Ancora, con quale coraggio?
Non riusciamo a empatizzare sufficientemente coi sopravvissuti di atrocità come queste. Il nostro cervello filtra l’informazione e fa sì che tutto il focus vada sui terroristi, sugli aspetti strategici, sui moventi, sul numero delle vittime (neppure le loro storie).
Ma i sopravvissuti portano addosso un marchio ancora più profondo e incalcolabile. Per privacy, i loro nomi non vengono esposti, le loro voci o i volti sono pixellati da trafiletti di stampa. Eppure, le loro ferite sono fisiche, psicologiche, eterne. Non c’è scampo. Nel buio della sera, nei rumori forti di auto che sfrecciano via, nella calca di un ristorante, di uno stadio, di un concerto. Da una morte sfiorata in questa maniera non ne esci più. Loro lo sanno bene. Il nostro parlarne poco non li aiuta: li fa sentire degli emarginati.
Quello che ho imparato negli anni, toccando tematiche così delicate, è che un genitore, un figlio, un familiare spesso ha molta più voglia di parlare di chi gli è stato strappato via di quel che si può pensare.

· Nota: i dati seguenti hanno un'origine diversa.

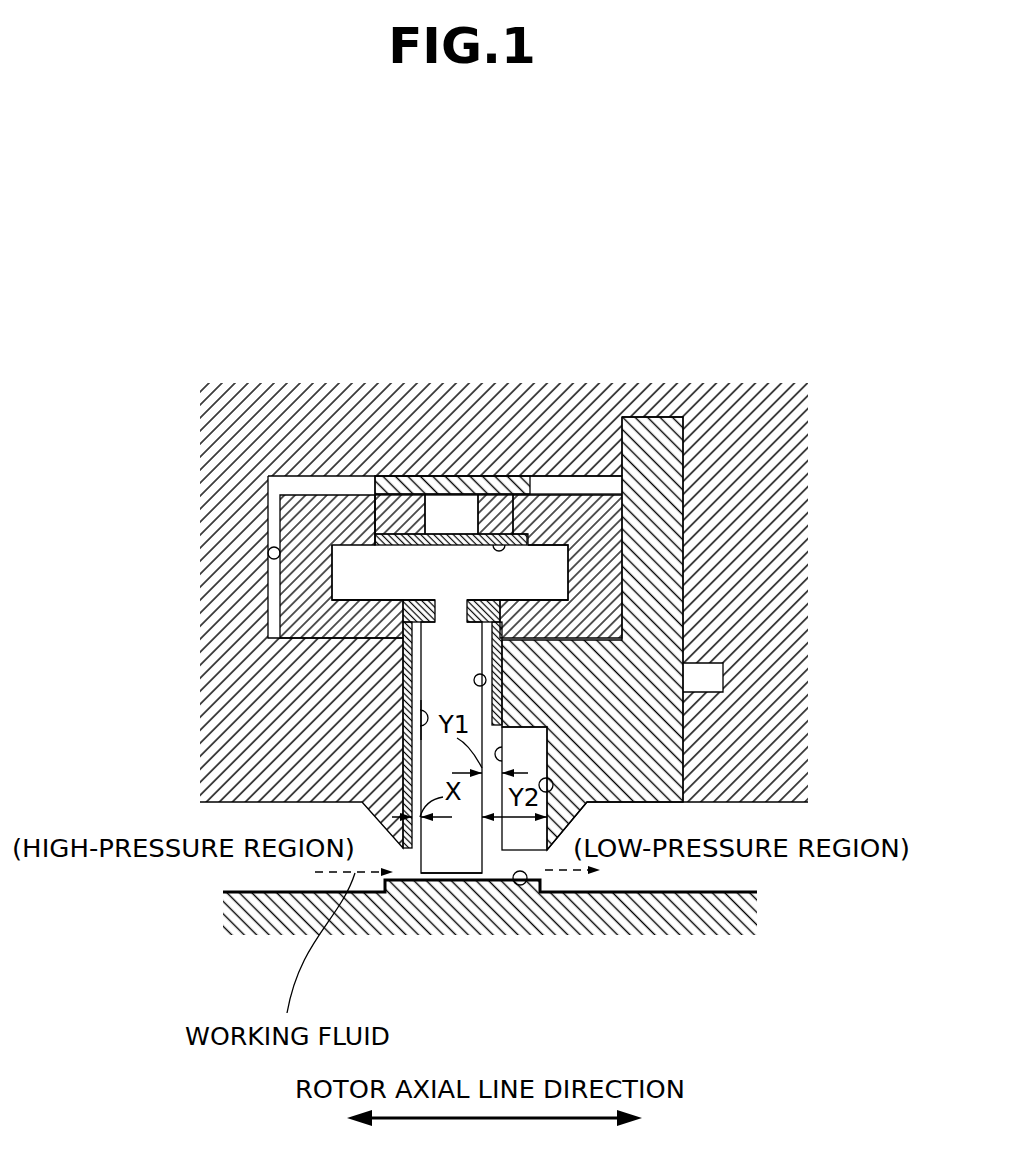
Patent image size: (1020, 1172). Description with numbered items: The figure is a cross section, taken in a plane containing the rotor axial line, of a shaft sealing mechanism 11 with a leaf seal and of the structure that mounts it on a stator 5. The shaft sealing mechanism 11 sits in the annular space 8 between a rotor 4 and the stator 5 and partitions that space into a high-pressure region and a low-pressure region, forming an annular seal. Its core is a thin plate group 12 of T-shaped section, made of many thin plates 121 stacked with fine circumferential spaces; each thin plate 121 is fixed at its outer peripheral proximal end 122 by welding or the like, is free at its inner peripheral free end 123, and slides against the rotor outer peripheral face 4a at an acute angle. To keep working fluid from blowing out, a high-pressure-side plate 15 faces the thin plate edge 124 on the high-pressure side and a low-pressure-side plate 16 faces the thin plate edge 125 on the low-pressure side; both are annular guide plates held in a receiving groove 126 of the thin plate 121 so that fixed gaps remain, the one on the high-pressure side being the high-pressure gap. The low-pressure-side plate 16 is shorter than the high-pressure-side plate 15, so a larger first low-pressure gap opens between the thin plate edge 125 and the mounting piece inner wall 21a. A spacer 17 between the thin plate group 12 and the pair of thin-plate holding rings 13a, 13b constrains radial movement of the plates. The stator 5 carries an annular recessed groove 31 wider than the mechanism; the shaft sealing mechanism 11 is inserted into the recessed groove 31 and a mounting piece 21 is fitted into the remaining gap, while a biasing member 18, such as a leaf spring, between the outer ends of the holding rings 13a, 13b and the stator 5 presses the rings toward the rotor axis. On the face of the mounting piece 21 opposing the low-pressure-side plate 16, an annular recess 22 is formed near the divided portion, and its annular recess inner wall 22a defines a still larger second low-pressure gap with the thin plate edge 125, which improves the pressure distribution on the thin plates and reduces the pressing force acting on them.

The rotor 4 is at (625, 935).
The rotor outer peripheral face 4a is at (522, 886).
The stator 5 is at (570, 383).
The annular space 8 is at (278, 882).
The shaft sealing mechanism 11 is at (233, 433).
The thin plate group 12 is at (495, 663).
The thin plate 121 is at (451, 747).
The outer peripheral proximal end 122 is at (517, 540).
The inner peripheral free end 123 is at (427, 880).
The thin plate edge 124 is at (420, 729).
The thin plate edge 125 is at (483, 680).
The receiving groove 126 is at (403, 602).
The thin-plate holding ring 13a is at (297, 537).
The thin-plate holding ring 13b is at (576, 510).
The high-pressure-side plate 15 is at (402, 687).
The low-pressure-side plate 16 is at (502, 703).
The spacer 17 is at (383, 537).
The biasing member 18 is at (440, 482).
The mounting piece 21 is at (668, 485).
The mounting piece inner wall 21a is at (505, 742).
The annular recess 22 is at (533, 757).
The annular recess inner wall 22a is at (550, 787).
The recessed groove 31 is at (268, 553).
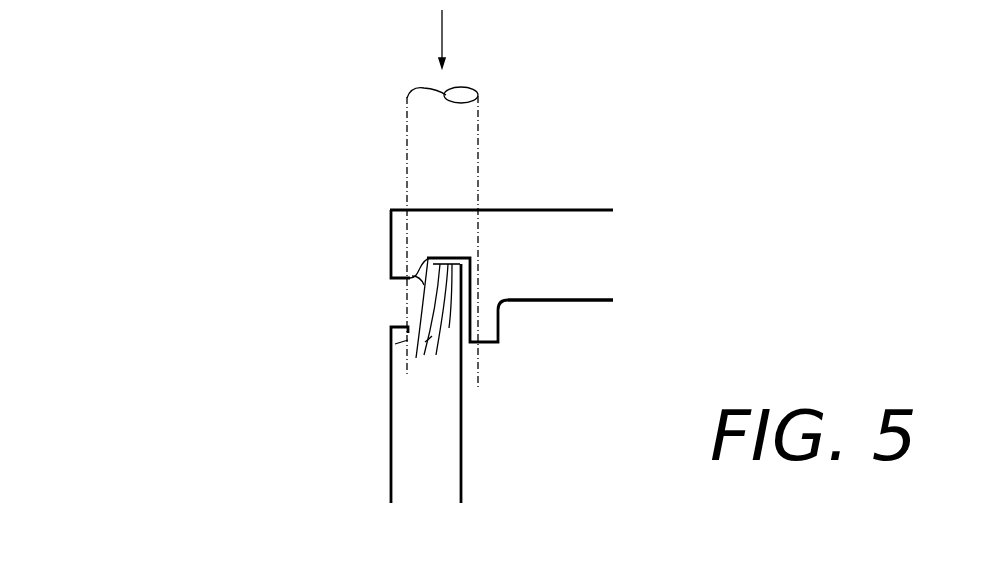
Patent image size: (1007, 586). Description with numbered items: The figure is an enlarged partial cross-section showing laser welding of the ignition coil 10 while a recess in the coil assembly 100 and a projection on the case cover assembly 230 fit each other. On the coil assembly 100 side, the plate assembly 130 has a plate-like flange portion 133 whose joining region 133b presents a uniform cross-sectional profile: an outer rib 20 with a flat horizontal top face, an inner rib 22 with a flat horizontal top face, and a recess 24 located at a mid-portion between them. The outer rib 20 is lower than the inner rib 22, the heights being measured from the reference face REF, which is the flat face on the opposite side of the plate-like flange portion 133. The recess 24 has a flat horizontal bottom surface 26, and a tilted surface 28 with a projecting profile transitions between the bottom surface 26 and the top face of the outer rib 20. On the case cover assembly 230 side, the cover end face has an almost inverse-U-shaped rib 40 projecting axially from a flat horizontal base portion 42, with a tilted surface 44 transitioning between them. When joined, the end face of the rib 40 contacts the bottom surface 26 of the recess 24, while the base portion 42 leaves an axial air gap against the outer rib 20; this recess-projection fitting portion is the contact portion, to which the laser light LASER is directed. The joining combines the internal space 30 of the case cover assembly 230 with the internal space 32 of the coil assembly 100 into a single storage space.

Non è una volontà autolesionistica di rivivere la morte; al contrario, è una maniera per esorcizzarla. Far sì che quel figlio esista ancora, per qualcuno. Che qualcuno lo noti.
Che guardi la sua fotografia, le fossette del viso, il colore dei suoi capelli. Che qualcuno chieda. Far sì che quella esistenza resista nella coscienza collettiva, perché altrimenti si commette il peccato più grande: rendere la morte una forma di colpa e vergogna. Perché è una tragedia, un argomento triste, e quindi qualcosa da scansare, da evitare. Ma ogni qualvolta i silenzi predominano certe scene, facciamo sì che l’occulto della macchia si allarghi, non lasciando scampo neppure ai familiari, e di certo ai sopravvissuti.
Questo lenzuolo è diventato impuro, sporco, pieno di macchie e di strappi. Il tredici novembre duemilaquindici abbiamo fatto sì che diventasse possibile l’idea di morire in un bistrot, sotto gli occhi incattiviti di un estraneo. Abbiamo normalizzato andare tra i mercatini di Natale con accortezza, reso le città ancor più cassaforti, eppure insicure. E, infine, abbiamo commesso il peccato più grande: abbiamo negato che si vedesse quel lenzuolo per ciò che davvero era. Lo abbiamo riposto, per non raccontarci. Ci siamo sfuggiti, per difendere lo stesso male che alberga in Europa, nei suoi quartieri senza via di scampo, nelle soffocanti strade in cui più di qualcuno si fa beffa di quel lenzuolo.